Le personnage du fils dans le film Il faut qu'on parle de Kevin exprime de façon exacerbée les principales composantes du trait d'insensibilité: absence d'empathie et de culpabilité, superficialité des émotions, fourberie et manipulation.
— Oscilloscope Laboratories
Les chercheurs, qui publient leur étude dans le Journal of Abnormal Psychology, arrivent à ces conclusions après avoir étudié l'évolution du trait d'insensibilité chez 662 paires de jumeaux entre l'âge de 7 et de 12 ans. La présence de jumeaux monozygotes – de «vrais» jumeaux partageant 100% de leurs gènes — et de jumeaux dizygotes – qui partagent en moyenne 50% de leur bagage génétique – a permis aux chercheurs d'estimer la part des gènes et celle de l'environnement dans l'expression de ce caractère. «L'insensibilité n'est pas un trait que l'on possède ou pas, mais plutôt un caractère qui s'exprime sur un continuum allant de très faible à très élevé, rappelle Jeffrey Henry. Ce degré d'expression peut changer dans le temps chez un enfant en fonction de l'influence des gènes et de l'environnement, notamment la socialisation et les apprentissages moraux.»
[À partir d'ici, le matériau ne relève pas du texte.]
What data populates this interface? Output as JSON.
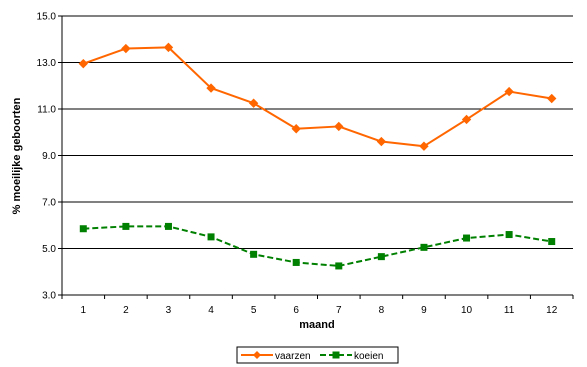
{
  "chart_data": {
    "type": "line",
    "xlabel": "maand",
    "ylabel": "% moeilijke geboorten",
    "categories": [
      "1",
      "2",
      "3",
      "4",
      "5",
      "6",
      "7",
      "8",
      "9",
      "10",
      "11",
      "12"
    ],
    "ylim": [
      3.0,
      15.0
    ],
    "yticks": [
      "3.0",
      "5.0",
      "7.0",
      "9.0",
      "11.0",
      "13.0",
      "15.0"
    ],
    "grid": true,
    "legend_position": "bottom",
    "series": [
      {
        "name": "vaarzen",
        "color": "#FF6600",
        "marker": "diamond",
        "line_style": "solid",
        "values": [
          12.95,
          13.6,
          13.65,
          11.9,
          11.25,
          10.15,
          10.25,
          9.6,
          9.4,
          10.55,
          11.75,
          11.45
        ]
      },
      {
        "name": "koeien",
        "color": "#008000",
        "marker": "square",
        "line_style": "dashed",
        "values": [
          5.85,
          5.95,
          5.95,
          5.5,
          4.75,
          4.4,
          4.25,
          4.65,
          5.05,
          5.45,
          5.6,
          5.3
        ]
      }
    ]
  }
}
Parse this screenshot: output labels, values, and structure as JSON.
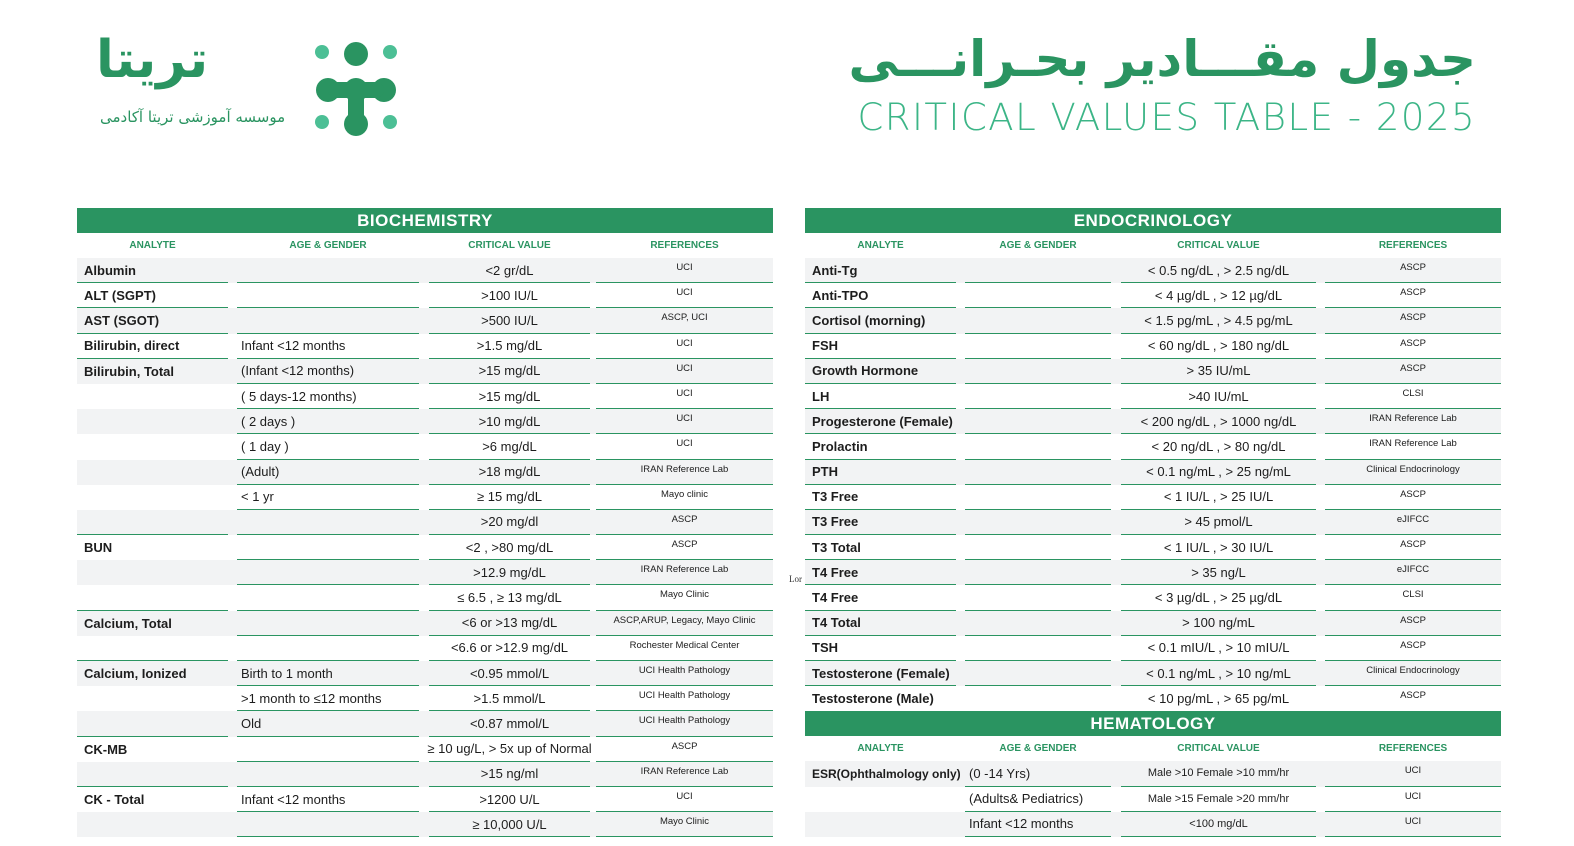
{
  "logo": {
    "wordmark": "تریتا",
    "subtitle": "موسسه آموزشی تریتا آکادمی"
  },
  "header": {
    "title_fa": "جدول مقـــادیر بحـرانـــی",
    "title_en": "CRITICAL VALUES TABLE - 2025"
  },
  "colors": {
    "brand_green": "#2a9461",
    "accent_green": "#3cb587",
    "row_shade": "#f2f3f4"
  },
  "columns": {
    "analyte": "ANALYTE",
    "age": "AGE & GENDER",
    "value": "CRITICAL VALUE",
    "ref": "REFERENCES"
  },
  "stray_text": "Lor",
  "biochemistry": {
    "title": "BIOCHEMISTRY",
    "rows": [
      [
        "Albumin",
        "",
        "<2 gr/dL",
        "UCI"
      ],
      [
        "ALT (SGPT)",
        "",
        ">100 IU/L",
        "UCI"
      ],
      [
        "AST (SGOT)",
        "",
        ">500 IU/L",
        "ASCP, UCI"
      ],
      [
        "Bilirubin, direct",
        "Infant <12 months",
        ">1.5 mg/dL",
        "UCI"
      ],
      [
        "Bilirubin, Total",
        "(Infant <12 months)",
        ">15 mg/dL",
        "UCI"
      ],
      [
        "",
        "( 5 days-12 months)",
        ">15 mg/dL",
        "UCI"
      ],
      [
        "",
        "( 2 days )",
        ">10 mg/dL",
        "UCI"
      ],
      [
        "",
        "( 1 day )",
        ">6 mg/dL",
        "UCI"
      ],
      [
        "",
        "(Adult)",
        ">18 mg/dL",
        "IRAN Reference Lab"
      ],
      [
        "",
        "< 1 yr",
        "≥ 15 mg/dL",
        "Mayo clinic"
      ],
      [
        "",
        "",
        ">20 mg/dl",
        "ASCP"
      ],
      [
        "BUN",
        "",
        "<2  ,  >80 mg/dL",
        "ASCP"
      ],
      [
        "",
        "",
        ">12.9 mg/dL",
        "IRAN Reference Lab"
      ],
      [
        "",
        "",
        "≤ 6.5  ,  ≥ 13 mg/dL",
        "Mayo Clinic"
      ],
      [
        "Calcium, Total",
        "",
        "<6   or  >13    mg/dL",
        "ASCP,ARUP, Legacy, Mayo Clinic"
      ],
      [
        "",
        "",
        "<6.6   or  >12.9   mg/dL",
        "Rochester Medical Center"
      ],
      [
        "Calcium, Ionized",
        "Birth to 1 month",
        "<0.95    mmol/L",
        "UCI Health Pathology"
      ],
      [
        "",
        ">1 month to ≤12 months",
        ">1.5      mmol/L",
        "UCI Health Pathology"
      ],
      [
        "",
        "Old",
        "<0.87    mmol/L",
        "UCI Health Pathology"
      ],
      [
        "CK-MB",
        "",
        "≥ 10 ug/L, > 5x up of Normal",
        "ASCP"
      ],
      [
        "",
        "",
        ">15 ng/ml",
        "IRAN Reference Lab"
      ],
      [
        "CK - Total",
        "Infant <12 months",
        ">1200 U/L",
        "UCI"
      ],
      [
        "",
        "",
        "≥ 10,000 U/L",
        "Mayo Clinic"
      ]
    ]
  },
  "endocrinology": {
    "title": "ENDOCRINOLOGY",
    "rows": [
      [
        "Anti-Tg",
        "",
        "< 0.5 ng/dL  ,  > 2.5 ng/dL",
        "ASCP"
      ],
      [
        "Anti-TPO",
        "",
        "< 4 µg/dL  ,  > 12 µg/dL",
        "ASCP"
      ],
      [
        "Cortisol (morning)",
        "",
        "< 1.5 pg/mL  ,  > 4.5 pg/mL",
        "ASCP"
      ],
      [
        "FSH",
        "",
        "< 60 ng/dL  ,  > 180 ng/dL",
        "ASCP"
      ],
      [
        "Growth Hormone",
        "",
        "> 35 IU/mL",
        "ASCP"
      ],
      [
        "LH",
        "",
        ">40 IU/mL",
        "CLSI"
      ],
      [
        "Progesterone (Female)",
        "",
        "< 200 ng/dL  ,  > 1000 ng/dL",
        "IRAN Reference Lab"
      ],
      [
        "Prolactin",
        "",
        "< 20 ng/dL  ,  > 80 ng/dL",
        "IRAN Reference Lab"
      ],
      [
        "PTH",
        "",
        "< 0.1 ng/mL  ,  >  25 ng/mL",
        "Clinical Endocrinology"
      ],
      [
        "T3 Free",
        "",
        "< 1 IU/L , > 25 IU/L",
        "ASCP"
      ],
      [
        "T3 Free",
        "",
        "> 45 pmol/L",
        "eJIFCC"
      ],
      [
        "T3 Total",
        "",
        "< 1 IU/L , > 30 IU/L",
        "ASCP"
      ],
      [
        "T4 Free",
        "",
        "> 35 ng/L",
        "eJIFCC"
      ],
      [
        "T4 Free",
        "",
        "< 3 µg/dL  , > 25 µg/dL",
        "CLSI"
      ],
      [
        "T4 Total",
        "",
        "> 100 ng/mL",
        "ASCP"
      ],
      [
        "TSH",
        "",
        "< 0.1 mIU/L  ,  > 10 mIU/L",
        "ASCP"
      ],
      [
        "Testosterone (Female)",
        "",
        "< 0.1 ng/mL  ,  > 10 ng/mL",
        "Clinical Endocrinology"
      ],
      [
        "Testosterone (Male)",
        "",
        "< 10 pg/mL  ,  > 65 pg/mL",
        "ASCP"
      ]
    ]
  },
  "hematology": {
    "title": "HEMATOLOGY",
    "rows": [
      [
        "ESR(Ophthalmology only)",
        "(0 -14 Yrs)",
        "Male >10  Female >10 mm/hr",
        "UCI"
      ],
      [
        "",
        "(Adults& Pediatrics)",
        "Male >15  Female >20 mm/hr",
        "UCI"
      ],
      [
        "",
        "Infant <12 months",
        "<100 mg/dL",
        "UCI"
      ]
    ]
  }
}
Pour les besoins de l'étude, l'évaluation du trait d'insensibilité a été faite à quatre reprises alors que les enfants avaient 7, 9, 10 et 12 ans. L'enseignant responsable de chaque enfant devait coter selon une échelle simple – jamais, parfois, souvent ou toujours – les affirmations suivantes: il ne semble pas ressentir de culpabilité après avoir mal agi, ses émotions semblent superficielles, il semble insensible aux émotions des autres, il est manipulateur ou trompe les autres, il ne tient pas ses promesses.
Les analyses des chercheurs montrent que le trait d'insensibilité a une forte composante génétique – près de 50% – aux quatre temps de l'étude. «Nos résultats suggèrent que la composante génétique exerce un effet dès la petite enfance dans l'expression de ce trait. Ils montrent aussi que les vulnérabilités génétiques à l'insensibilité qui apparaissent tôt continuent de façonner l'expression de ce trait au moins jusqu'à l'âge de 12 ans et que d'autres facteurs génétiques s'ajoutent en cours de route. Par ailleurs, nos analyses révèlent que l'environnement a un apport équivalent à celui de la génétique. Pour des caractères sociaux complexes comme l'insensibilité, les gènes n'opèrent jamais seuls», commente Jeffrey Henry.
Un niveau élevé d'insensibilité chez l'enfant est préoccupant parce que cette caractéristique est associée au développement de comportements antisociaux et parce qu'elle constitue un élément central de plusieurs psychopathies chez l'adulte, notamment le trouble de la personnalité antisociale, poursuit le chercheur. «Contrairement à ce que l'on pourrait croire, les psychopathes ne sont pas tous des criminels violents. La plupart ont des carrières et, en raison de leur absence de morale, de leur manque de respect pour les autres et de leur propension à la manipulation, ils peuvent rendre la vie de leurs collègues misérable. On les désigne parfois sous le nom de psychopathes à cravate.»
Considérant les résultats de l'étude, Jeffrey Henry estime qu'il est important de dépister, idéalement avant l'entrée à l'école, les enfants affichant des niveaux élevés d'insensibilité afin d'intervenir précocement auprès d'eux. «En fait, les interventions touchent surtout les conduites parentales de ces enfants. Des études ont montré que le fait d'adopter des comportements particulièrement chaleureux avec les enfants à risque, de les féliciter et de les récompenser atténue l'influence des gènes sur le trait d'insensibilité.»
L'étude parue dans le Journal of Abnormal Psychology est signée par Jeffrey Henry, Ginette Dionne, Bei Feng et Michel Boivin, de l'École de psychologie, et par cinq autres chercheurs d'universités québécoise, américaine et britannique.